Étant donné les conditions dans lesquelles circule désormais l’information sur les individus, il importe d’envisager des mesures protectrices même à l’égard des données que nous avons « consenti » à partager.
Par exemple, de plus en plus d’objets connectés arrivent sur le marché. Protéger la vie privée de leurs utilisateurs suppose d’y intégrer par défaut, dès la fabrication, des protections de l’intimité. Le Commissaire devrait être habilité à réglementer les configurations techniques des objets qui se raccordent au réseau.

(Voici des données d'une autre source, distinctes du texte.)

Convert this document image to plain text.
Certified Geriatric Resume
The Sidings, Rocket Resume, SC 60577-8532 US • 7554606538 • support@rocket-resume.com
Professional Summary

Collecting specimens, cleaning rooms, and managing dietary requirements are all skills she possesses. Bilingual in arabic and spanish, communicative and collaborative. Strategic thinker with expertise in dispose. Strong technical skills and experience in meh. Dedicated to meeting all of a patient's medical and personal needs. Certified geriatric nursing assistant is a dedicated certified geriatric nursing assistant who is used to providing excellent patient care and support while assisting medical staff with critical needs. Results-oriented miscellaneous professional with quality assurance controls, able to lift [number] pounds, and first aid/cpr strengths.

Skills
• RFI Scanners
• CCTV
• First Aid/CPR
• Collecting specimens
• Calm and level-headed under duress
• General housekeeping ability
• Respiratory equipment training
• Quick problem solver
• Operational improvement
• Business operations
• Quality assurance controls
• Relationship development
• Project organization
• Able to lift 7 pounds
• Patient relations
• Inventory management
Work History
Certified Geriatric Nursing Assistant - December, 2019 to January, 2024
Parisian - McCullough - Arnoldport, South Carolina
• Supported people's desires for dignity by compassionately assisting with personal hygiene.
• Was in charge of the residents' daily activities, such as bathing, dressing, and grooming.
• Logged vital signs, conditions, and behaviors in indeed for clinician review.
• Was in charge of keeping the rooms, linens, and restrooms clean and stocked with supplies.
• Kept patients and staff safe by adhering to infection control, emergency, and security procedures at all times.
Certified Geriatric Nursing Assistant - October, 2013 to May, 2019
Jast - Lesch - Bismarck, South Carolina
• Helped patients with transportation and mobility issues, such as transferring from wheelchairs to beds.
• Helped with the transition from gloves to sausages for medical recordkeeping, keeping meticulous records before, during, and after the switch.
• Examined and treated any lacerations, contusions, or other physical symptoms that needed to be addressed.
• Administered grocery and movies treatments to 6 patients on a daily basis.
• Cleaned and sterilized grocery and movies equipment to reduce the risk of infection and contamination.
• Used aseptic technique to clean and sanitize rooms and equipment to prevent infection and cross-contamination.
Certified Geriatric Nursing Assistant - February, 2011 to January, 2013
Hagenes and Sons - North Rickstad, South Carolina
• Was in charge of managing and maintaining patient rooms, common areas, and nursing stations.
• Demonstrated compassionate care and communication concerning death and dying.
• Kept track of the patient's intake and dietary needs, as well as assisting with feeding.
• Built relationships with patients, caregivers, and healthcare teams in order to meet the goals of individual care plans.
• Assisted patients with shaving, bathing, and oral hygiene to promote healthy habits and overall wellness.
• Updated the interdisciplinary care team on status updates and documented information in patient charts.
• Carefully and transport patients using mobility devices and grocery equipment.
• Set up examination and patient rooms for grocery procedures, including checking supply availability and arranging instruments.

Protéger la vie privée dans les réseaux suppose de réglementer proactivement les conditions auxquelles les entreprises et leurs partenaires peuvent accéder aux renseignements personnels. Car désormais, les informations sont là, présentes, disponibles, et leur protection suppose d’encadrer le droit d’y accéder.
Les lois actuelles tentent de protéger en prohibant la circulation de l’information. C’est désormais en sécurisant l’information qui circule qu’il faut assurer le respect de la vie privée.
Dans l’environnement en réseau, il faut minimiser la collecte de renseignements personnels. L’enjeu crucial est de bien régir le droit d’accéder aux renseignements privés relatifs à une personne. Plutôt qu’imposer de collecter de nouveau les informations chaque fois que l’on accède à un service, il faut privilégier les outils qui sécurisent les accès aux données personnelles déjà collectées.
Les lois doivent aussi garantir la libre circulation des informations publiques ou auxquelles les autres ont légitimement intérêt à accéder. À l’égard de ces informations, c’est contre les abus avérés que la loi doit nous protéger.
Hélas, inspiré par certains développements en Europe, le Commissaire met en avant le droit de faire effacer les informations publiques licites sur Internet au nom du « droit à l’oubli ». C’est une orientation inquiétante.
Il faut se tenir loin de la fuite en avant consistant à censurer des informations publiques licites plutôt que de s’attacher à renforcer la protection des renseignements privés. Les orientations évoquées par le Commissaire laissent craindre des mesures qui viendraient censurer les moteurs de recherche et autres outils assurant la circulation de l’information relative aux activités publiques.
Les lois sur les renseignements personnels doivent refléter les enjeux inhérents au contexte engendré par les réseaux. Elles doivent protéger ce qui est vraiment de nature à mettre à mal notre vie privée, non empirer les lourdeurs bureaucratiques ou procurer des leviers à ceux qui veulent occulter leurs faits et gestes d’intérêt public en les dotant d’un droit de prétendre que l’information publique à leur sujet aurait perdu sa « pertinence ».